El método elegido para equilibrar ambas líneas narrativas es la acción en combate y la introspección intimista, que consiste en alternar la reconstrucción de las trincheras y las escaramuzas con flash backs al ayer de los personajes, en afán de describir sus disímiles entornos familiares, sus historias y sueños y los motivos por los cuales acabaron metidos en el entrevero, alguno sin contar con la edad mínima para el enrolamiento.

Las escenas dedicadas al frente están mejor tratadas que las vueltas de tuerca al pasado o los apuntes del presente. Es en los apuntes biográficos imaginarios acerca de los protagonistas cuando la película desnuda su mayor fragilidad. Los personajes no conversan, dicen frases para el bronce; el lenguaje coloquial les es ajeno, pronuncian sentencias inapelables acerca de la existencia, la vida, el amor, la guerra desde luego, y todo aquello respecto a lo cual el director se siente obligado a emitir su parecer por boca de sus criaturas.
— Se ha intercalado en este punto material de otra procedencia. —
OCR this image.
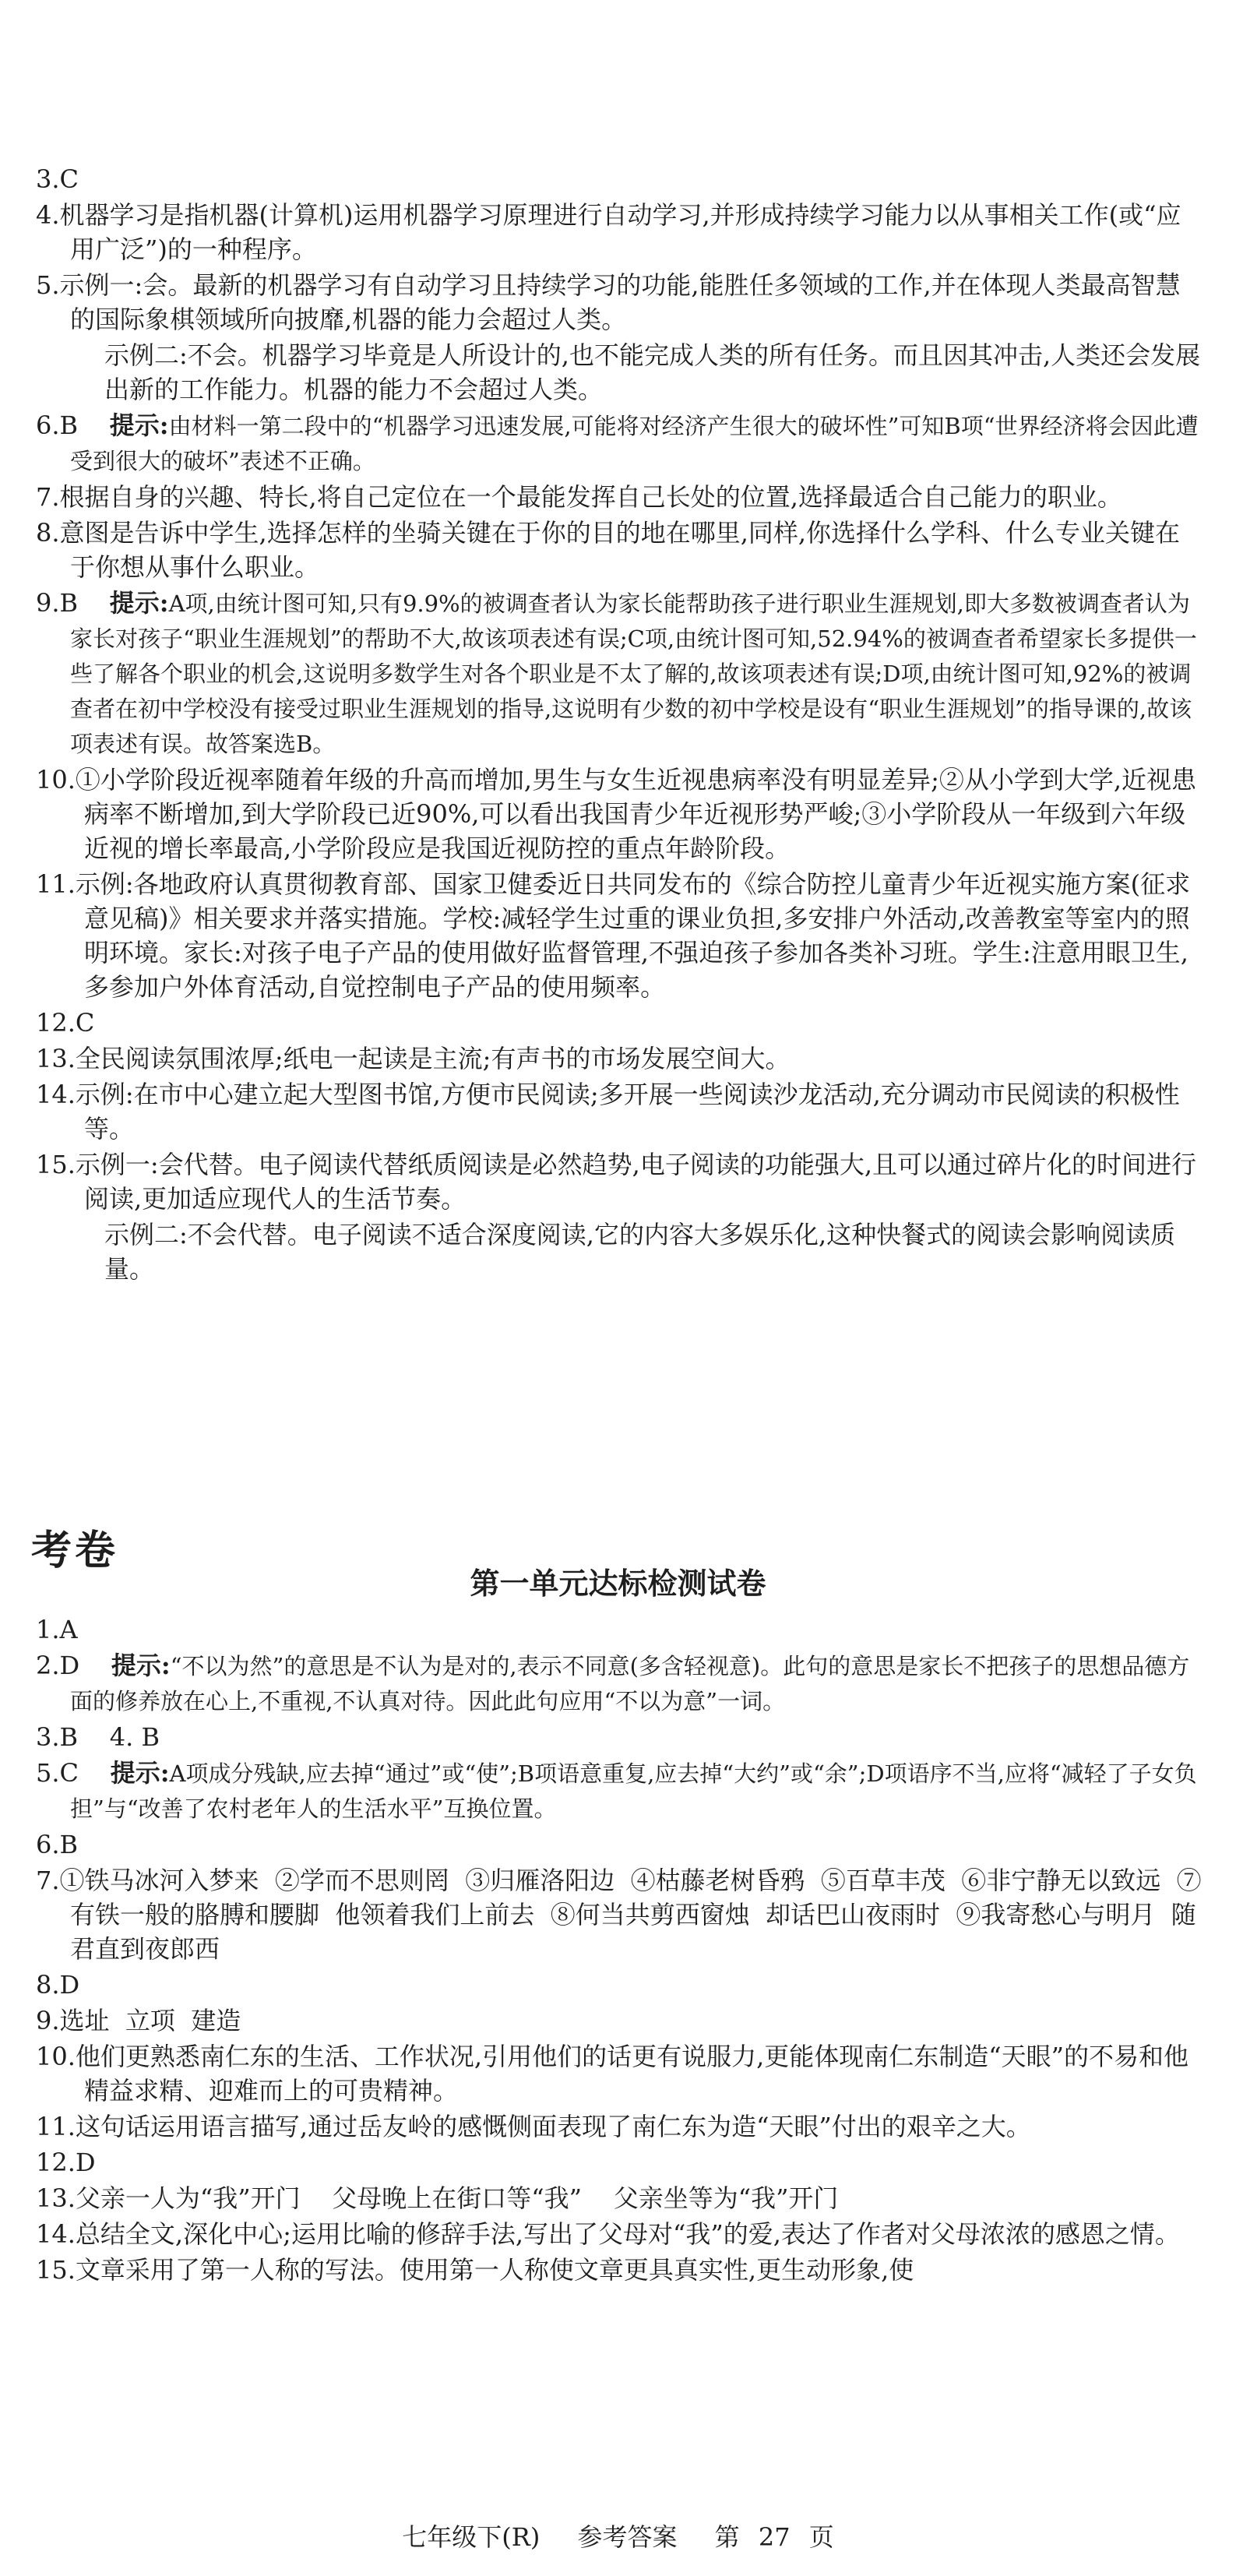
3.C
4.机器学习是指机器(计算机)运用机器学习原理进行自动学习,并形成持续学习能力以从事相关工作(或“应用广泛”)的一种程序。
5.示例一:会。最新的机器学习有自动学习且持续学习的功能,能胜任多领域的工作,并在体现人类最高智慧的国际象棋领域所向披靡,机器的能力会超过人类。
示例二:不会。机器学习毕竟是人所设计的,也不能完成人类的所有任务。而且因其冲击,人类还会发展出新的工作能力。机器的能力不会超过人类。
6.B 提示:由材料一第二段中的“机器学习迅速发展,可能将对经济产生很大的破坏性”可知B项“世界经济将会因此遭受到很大的破坏”表述不正确。
7.根据自身的兴趣、特长,将自己定位在一个最能发挥自己长处的位置,选择最适合自己能力的职业。
8.意图是告诉中学生,选择怎样的坐骑关键在于你的目的地在哪里,同样,你选择什么学科、什么专业关键在于你想从事什么职业。
9.B 提示:A项,由统计图可知,只有9.9%的被调查者认为家长能帮助孩子进行职业生涯规划,即大多数被调查者认为家长对孩子“职业生涯规划”的帮助不大,故该项表述有误;C项,由统计图可知,52.94%的被调查者希望家长多提供一些了解各个职业的机会,这说明多数学生对各个职业是不太了解的,故该项表述有误;D项,由统计图可知,92%的被调查者在初中学校没有接受过职业生涯规划的指导,这说明有少数的初中学校是设有“职业生涯规划”的指导课的,故该项表述有误。故答案选B。
10.①小学阶段近视率随着年级的升高而增加,男生与女生近视患病率没有明显差异;②从小学到大学,近视患病率不断增加,到大学阶段已近90%,可以看出我国青少年近视形势严峻;③小学阶段从一年级到六年级近视的增长率最高,小学阶段应是我国近视防控的重点年龄阶段。
11.示例:各地政府认真贯彻教育部、国家卫健委近日共同发布的《综合防控儿童青少年近视实施方案(征求意见稿)》相关要求并落实措施。学校:减轻学生过重的课业负担,多安排户外活动,改善教室等室内的照明环境。家长:对孩子电子产品的使用做好监督管理,不强迫孩子参加各类补习班。学生:注意用眼卫生,多参加户外体育活动,自觉控制电子产品的使用频率。
12.C
13.全民阅读氛围浓厚;纸电一起读是主流;有声书的市场发展空间大。
14.示例:在市中心建立起大型图书馆,方便市民阅读;多开展一些阅读沙龙活动,充分调动市民阅读的积极性等。
15.示例一:会代替。电子阅读代替纸质阅读是必然趋势,电子阅读的功能强大,且可以通过碎片化的时间进行阅读,更加适应现代人的生活节奏。
示例二:不会代替。电子阅读不适合深度阅读,它的内容大多娱乐化,这种快餐式的阅读会影响阅读质量。
考卷
第一单元达标检测试卷
1.A
2.D 提示:“不以为然”的意思是不认为是对的,表示不同意(多含轻视意)。此句的意思是家长不把孩子的思想品德方面的修养放在心上,不重视,不认真对待。因此此句应用“不以为意”一词。
3.B    4. B
5.C 提示:A项成分残缺,应去掉“通过”或“使”;B项语意重复,应去掉“大约”或“余”;D项语序不当,应将“减轻了子女负担”与“改善了农村老年人的生活水平”互换位置。
6.B
7.①铁马冰河入梦来  ②学而不思则罔  ③归雁洛阳边  ④枯藤老树昏鸦  ⑤百草丰茂  ⑥非宁静无以致远  ⑦有铁一般的胳膊和腰脚  他领着我们上前去  ⑧何当共剪西窗烛  却话巴山夜雨时  ⑨我寄愁心与明月  随君直到夜郎西
8.D
9.选址  立项  建造
10.他们更熟悉南仁东的生活、工作状况,引用他们的话更有说服力,更能体现南仁东制造“天眼”的不易和他精益求精、迎难而上的可贵精神。
11.这句话运用语言描写,通过岳友岭的感慨侧面表现了南仁东为造“天眼”付出的艰辛之大。
12.D
13.父亲一人为“我”开门    父母晚上在街口等“我”    父亲坐等为“我”开门
14.总结全文,深化中心;运用比喻的修辞手法,写出了父母对“我”的爱,表达了作者对父母浓浓的感恩之情。
15.文章采用了第一人称的写法。使用第一人称使文章更具真实性,更生动形象,使
七年级下(R) 参考答案 第 27 页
El cine, aun tratándose de obras de autor, es un trabajo de equipo. Salvo en ejemplos muy excepcionales siempre redunda en beneficio del resultado la concurrencia, la confrontación, de distintas pericias, visiones y talentos. Por eso cuando una persona se reserva el rol de factótum excluyente, semejante decisión solo puede rendir buenos frutos si tal elección se respalda en el talante autocrítico lo suficientemente agudo para dejar de lado, durante el armado final, las redundancias, las secuencias superfluas, inevitables a lo largo del rodaje, concentrándose en el material estrictamente funcional para apuntalar la fluidez dramática y narrativa. No pareciera ser el caso.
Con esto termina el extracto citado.